同質性のコンフォートゾーンから出でよ【連載|若手が育つ! センパイのための伴走力トレーニング #3】

大ベテランの先生でも、実は初心者マークがついてしまうかもしれないこと、それは、若手教員の育成かもしれません。初任者指導担当の経験を持ち、地域の垣根をこえて様々な教員から相談を受けている森万喜子先生は、「若手育成の基本は、その人が持っているよさを客観的な立場から認める、ユニークな点などに興味を持って聞くこと」と言います。どんな教員にも、理想や意欲はあります。それを引き出すためにできることは、上からの「指導」ではなくフラットな「伴走」。それは人手不足の教育現場で教員の離職を防ぐためにも、センパイ教員の大切なスキルです。
執筆/元北海道公立中学校校長・森 万喜子
目次
知っていますか? 学校業務の3分類
学校のみなさん、やっと夏休みが始まりました。四月から走り抜けた日々、やっとちょっと一息つける日々が来てうれしいことでしょう。
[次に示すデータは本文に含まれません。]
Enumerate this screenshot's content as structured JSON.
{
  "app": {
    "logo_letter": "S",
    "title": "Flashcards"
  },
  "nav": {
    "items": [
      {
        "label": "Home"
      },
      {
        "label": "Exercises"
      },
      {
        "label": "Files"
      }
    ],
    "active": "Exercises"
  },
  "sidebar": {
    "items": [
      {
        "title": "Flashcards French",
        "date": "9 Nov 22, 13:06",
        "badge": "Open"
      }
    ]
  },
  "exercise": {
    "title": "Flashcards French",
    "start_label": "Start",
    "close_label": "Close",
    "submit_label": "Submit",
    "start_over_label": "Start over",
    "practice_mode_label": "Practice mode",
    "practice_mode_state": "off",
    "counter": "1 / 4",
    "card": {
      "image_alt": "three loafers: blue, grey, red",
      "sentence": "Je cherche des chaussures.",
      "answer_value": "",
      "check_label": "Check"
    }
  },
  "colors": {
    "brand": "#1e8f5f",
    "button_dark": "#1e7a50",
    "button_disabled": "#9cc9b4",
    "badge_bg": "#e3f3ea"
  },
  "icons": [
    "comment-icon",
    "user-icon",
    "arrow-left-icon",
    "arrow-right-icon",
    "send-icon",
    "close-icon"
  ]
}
とはいえ、夏休みに入っても、プール当番や大会引率や林間学校など、そんなにすぐに休めるわけないよ、という声も聞こえてきます。また、数は少ないですが、夏休みに入ったタイミングで、教育委員会に退職願いを出しました、という若い先生のことも耳にはいってきます。
以前、文部科学省は学校の業務について、「学校以外がやること、学校がやることだけど教師じゃなくてもできること、教師がやることだけど軽減の工夫ができるもの」に整理した、「学校・教師が担う業務に係る3分類」の表を示してくれましたが(3分類に基づく14の取組の実効性を確保するための
各主体による「対応策の例」)、現場の先生方の3割がそれを知らないという調査結果もありました。みなさんの学校ではいかがですか。3分類の表を基に、ディスカッションやワークショップを校内で行ったりして、アイデア出しなどをした学校も多いことでしょう。
でもね、この3分類、保護者・地域の人たちはもっと知らないのです。「教育についてはなんでも学校におまかせ」というムードにならないように、みんなで地域の子どもを育てるという思考、コミュニティ・スクールの仕組みはもっともっと育ってほしいところです。
今日は、学校の先生がなんとなく苦手に感じていた「地域とのつながり」について、お話しします。
こんなとき、若い先生になんとアドバイスしますか?
「今は教育の変わり目だよ」という言葉。実はいつの時代も言われているような気がしますが、学校が地域とともに教育活動をする、コミュニティ・スクールや地域とともにある学校って、40代以上の人たちにとっては、肌感覚として、なじみのないことだったりします。今年はコミュニティ・スクールが制度化されて21年目です。つまり、40代半ばの教職員の皆さんが新採用の若者時代にはその制度は存在しておらず、制度化されても未導入の自治体も学校もまだありますから、なかなか学校に実装化されていないといえるでしょう。
あるとき、若い先生があなたに尋ねます。
「今度の総合的な学習の時間、地域の人たちに6人程度講師として来ていただき、ご自身のお仕事について語ってもらうということなんですが、どなたに、どんな内容で依頼したらいいでしょうか」
さて、あなたはなんとアドバイスしますか。
または、「中学3年生の受験指導で、生徒の受験面接指導は地域の方が模擬面接の指導をしてくださるとのことなんですが、どんなふうに準備を進めていったらいいでしょうか」と聞かれたら、どうしますか。
例年行っていることであれば昨年の資料も参照しますから、このような質問はしないかもしれませんが、これらはかつて「学校の先生がやっていたけど、教師じゃなくてもできること」(3分類の④地域ボランティアとの連絡調整)にあたるので、学校外の人に委ねていける場面です。
これを、面倒くさいと考え「講師選定、日程調整、依頼、準備日程やテーマや当日運営の説明など、手間がかかるから、自分たち教員でやってしまおう。外部の人のお手を煩わせなくてもいいんじゃないか」と考えて、自前でやろうとする考えが浮かばなかったでしょうか。